I just don't have the time or the energy to go through all these posts, so
this will be my last one on this topic. First, I want to say that I am an
OGC member and I speak from the perspective as a member and not as OGC
representative. OK, so much for the disclaimer.

OGC is member/trade organization of over 200 organizations. As an
organization it serves its membership first and through them, possibly the
"average GIS Joe." A large number of sponsors are government organizations,
both international and USA. The government sponsors should be applauded for
having the vision and the guts to fund initiatives that promote
interoperability. They recognize that GIS systems that they have purchased
and deployed in the past form information islands and stovepipes. They are
funding interoperability initiatives to break through stovepipes and provide
geospatial data in a vendor neutral way. Users are free to choose the
software that meets their needs instead of staying with one product and
architecting all solutions around a singe vendor. This also serves their
mandate for providing data to the public.

We can all choose to see conspiracies and cabals that want to reinforce the
hegemony of the "top vendors" as decreed by Daratech and Gartner via ISS.
If you take a look at the names of authors, editors, and contributors to
specs, you will invariably find names of little known companies such as
Ionic, Cubewerx, Compusult, Galdos, etc as major contributors, primary
editors, or chairpersons of the working groups. You will also find ESRI,
Intergraph, MapInfo and whomever you decide is part of the hegemony.
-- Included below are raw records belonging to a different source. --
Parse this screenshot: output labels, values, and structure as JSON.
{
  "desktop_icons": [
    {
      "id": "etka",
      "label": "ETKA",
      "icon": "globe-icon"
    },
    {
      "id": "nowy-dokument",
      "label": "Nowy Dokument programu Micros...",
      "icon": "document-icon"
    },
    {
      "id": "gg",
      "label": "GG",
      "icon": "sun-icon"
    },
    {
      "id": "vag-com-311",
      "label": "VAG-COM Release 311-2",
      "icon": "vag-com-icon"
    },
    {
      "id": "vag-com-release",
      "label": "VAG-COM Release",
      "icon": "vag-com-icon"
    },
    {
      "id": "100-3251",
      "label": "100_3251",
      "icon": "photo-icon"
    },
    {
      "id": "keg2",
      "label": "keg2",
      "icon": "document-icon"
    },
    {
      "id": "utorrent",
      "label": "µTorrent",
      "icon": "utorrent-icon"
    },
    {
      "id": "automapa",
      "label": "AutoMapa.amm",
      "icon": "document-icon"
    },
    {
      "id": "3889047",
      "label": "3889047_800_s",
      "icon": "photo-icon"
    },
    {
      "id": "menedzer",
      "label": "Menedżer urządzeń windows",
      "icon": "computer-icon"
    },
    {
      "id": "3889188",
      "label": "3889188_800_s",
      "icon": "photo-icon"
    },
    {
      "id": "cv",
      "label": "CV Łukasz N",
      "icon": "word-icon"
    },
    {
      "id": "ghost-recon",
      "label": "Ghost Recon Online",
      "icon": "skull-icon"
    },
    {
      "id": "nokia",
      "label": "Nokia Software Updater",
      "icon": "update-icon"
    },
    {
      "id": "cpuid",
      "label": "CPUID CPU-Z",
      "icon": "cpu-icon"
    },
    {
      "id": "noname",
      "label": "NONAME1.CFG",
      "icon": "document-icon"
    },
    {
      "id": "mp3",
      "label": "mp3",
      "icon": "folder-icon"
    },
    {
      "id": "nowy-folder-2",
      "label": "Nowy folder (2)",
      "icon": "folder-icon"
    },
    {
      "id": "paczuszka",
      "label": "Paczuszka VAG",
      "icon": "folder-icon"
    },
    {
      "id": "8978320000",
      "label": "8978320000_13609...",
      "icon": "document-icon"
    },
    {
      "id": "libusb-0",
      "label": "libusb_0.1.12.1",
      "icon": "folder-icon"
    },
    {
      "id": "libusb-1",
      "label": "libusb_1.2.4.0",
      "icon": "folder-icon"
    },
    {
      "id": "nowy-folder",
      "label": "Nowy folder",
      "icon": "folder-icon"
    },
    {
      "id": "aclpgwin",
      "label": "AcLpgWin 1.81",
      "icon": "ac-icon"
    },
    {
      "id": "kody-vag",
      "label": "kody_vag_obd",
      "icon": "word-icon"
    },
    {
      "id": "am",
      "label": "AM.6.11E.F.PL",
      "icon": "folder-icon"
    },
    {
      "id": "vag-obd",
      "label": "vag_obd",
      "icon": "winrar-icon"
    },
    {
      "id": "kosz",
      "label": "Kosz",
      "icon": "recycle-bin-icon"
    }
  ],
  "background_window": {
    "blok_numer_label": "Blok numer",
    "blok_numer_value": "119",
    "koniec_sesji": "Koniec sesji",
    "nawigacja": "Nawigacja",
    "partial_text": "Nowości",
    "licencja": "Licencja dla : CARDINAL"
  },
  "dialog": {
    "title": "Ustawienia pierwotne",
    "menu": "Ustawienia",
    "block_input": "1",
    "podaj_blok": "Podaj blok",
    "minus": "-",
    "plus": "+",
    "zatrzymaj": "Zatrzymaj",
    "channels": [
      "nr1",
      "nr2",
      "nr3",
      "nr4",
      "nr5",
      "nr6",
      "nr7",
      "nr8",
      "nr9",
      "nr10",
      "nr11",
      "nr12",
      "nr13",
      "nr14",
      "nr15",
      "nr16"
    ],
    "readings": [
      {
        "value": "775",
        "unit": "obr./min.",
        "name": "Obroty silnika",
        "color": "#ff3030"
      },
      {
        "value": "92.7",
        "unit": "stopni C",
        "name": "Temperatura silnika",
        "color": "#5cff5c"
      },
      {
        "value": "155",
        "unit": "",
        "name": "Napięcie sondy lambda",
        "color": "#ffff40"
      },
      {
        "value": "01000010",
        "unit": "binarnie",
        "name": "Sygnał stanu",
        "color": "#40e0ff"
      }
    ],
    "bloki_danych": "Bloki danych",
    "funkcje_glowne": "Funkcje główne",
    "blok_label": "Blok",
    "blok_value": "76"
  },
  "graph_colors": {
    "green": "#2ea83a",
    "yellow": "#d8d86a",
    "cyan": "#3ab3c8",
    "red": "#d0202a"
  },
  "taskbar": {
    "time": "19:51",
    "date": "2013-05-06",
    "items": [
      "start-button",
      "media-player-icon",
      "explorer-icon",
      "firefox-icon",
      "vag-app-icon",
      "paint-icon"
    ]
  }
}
As for the term "coverage," in OGC parlance it refers to a raster data set
and not an ESRI vector data set. I'm not sure how it came into being, but
I'm almost certain that it did not come from ESRI. OGC uses a lot of
acronyms and obtuse language, but that's the nature of developing specs that
don't violate trademarks and such.

In several responses there seems to be an idea that distributed geospatial
processing is something part of a dot com ponzi scheme. The requirements
for interoperability existed long before the internet boom and bust and they
still haven't been solved. In a previous life I was a system integrator
trying to build enterprise-wide systems that included GIS. I went through a
number of architectures from MS DNA (blast from the past) to CORBA. With
OGC compliant software, I know that I am closer to a maintainable and more
cost effective solution than with older information architectures. The
ability to get data by simply sending a request via http with a GETFEATURE
request is a blessing when I think about all the gyrations I did to get
spatial data from one system to another. Don't even get me started on
integrity issues.

To be honest I find Mapquest an embarrassment as to what a GIS professional
does (although I could live myself if I got 1% of what it sold for). First
the maps are ugly, the interface cartoonish and it really doesn't do much
more than it was originally programmed to do. OGC specs are about building
blocks, not complete solutions such as Mapquest. For Ionic Enterprise, we
don't want to be the next Mapquest, nor the guys the provide the $250
improved mousetrap of a GIS. We build backend and client components that
let you interface with other non-spatial information systems. We build our
components to OGC specifications because it facilitates the integration of
our components into business systems. For Ionic Enterprise, OGC compliance
is a market differentiator.

I encourage you to attend a Technical Committee meeting where you will find
working groups hashing out technical details of specifications. You will
find that there are lots of folks from multiple countries, organizations,
and vendors participating to develop specs. Are we chumps and pawns of the
cabal? Hopefully not, most us "other guys" are vendors trying to get our
section of "pie" in the next Daratech or ISS report. We are all working in
our own self interest to provide the users products that make sense and that
just work.

Sonny Parafina
Ionic Enterprise
www.ionicenterprise.com

-----Original Message-----
From: Anthony Quartararo [mailto:ajq3@spatialnetworks.com]
Sent: Monday, December 23, 2002 3:10 PM
To: gislist@geocomm.com
Subject: RE: GISList: OGC and Standards


Sonny,

Nicely articulated. However, the debate has hardly deteriorated at all,
given the sheer number of off-list emails I have received in support of not
only my comments/positions, but others of like perspective. I can only
surmise that there is a significant number of people that are
disenfranchised, disappointed, disillusioned and otherwise dismayed at the
state of the industry, in no small part due to OGC and it's sugar-daddies.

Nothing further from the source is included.